Dynamic Programming Algorithms in Global Optimization

Abstract

Dynamic Programming (DP) is a useful approach to multi-stage decision problems. On the basis of Bellman’s optimality principle such a problem can be decomposed into subproblems through recursive formulae. Bellman (1957), 1957a and Dantzig (1957) introduced a DP method for integer-variable linear programs. This method yields pseudo-polynomial algorithms when the number of constraints is fixed (Papadimitriou (1981)).
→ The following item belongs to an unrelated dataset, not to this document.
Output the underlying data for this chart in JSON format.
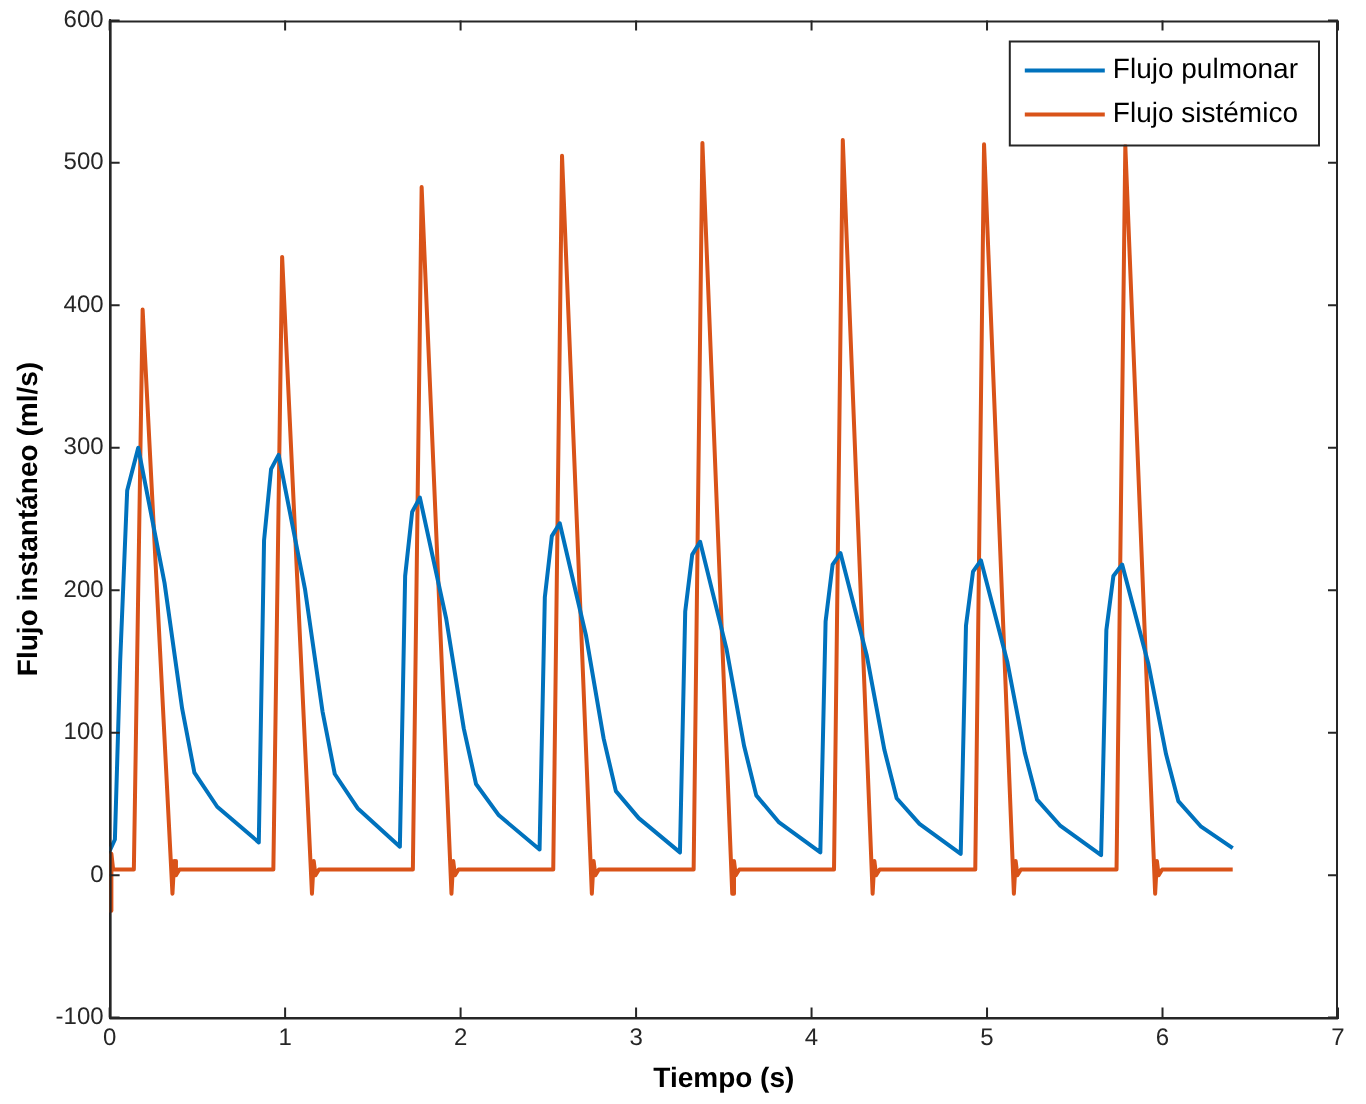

In the class of linear programs, problems with a staircase structure can be efficiently treated by DP methods which can be interpreted as iterative predictor-corrector processes using a pricing mechanism for subproblems at individual stages (e.g., Dantzig (1963), Ho and Manne (1974), Ho (1978), Ho and Loute (1980), Abrahamson (1981) . Various applications of DP have also been developed in production planning (Manne (1958) , Wagner and Whitin (1959), Clark and Scarf (1960), Veinott (1965), 1969), Bessler and Veinott (1966), Zangwill (1965), 1966) (1969), Konno (1973), (1988), Bitran and Yanasse (1982), Bitran et al. (1984),... In particular, polynomial algorithms have been obtained for concave cost lotsizing problems and their extensions (e.g., Wagner and Whitin (1959), Zangwill (1965), (1966), (1959), Dreyfus and Law (1977).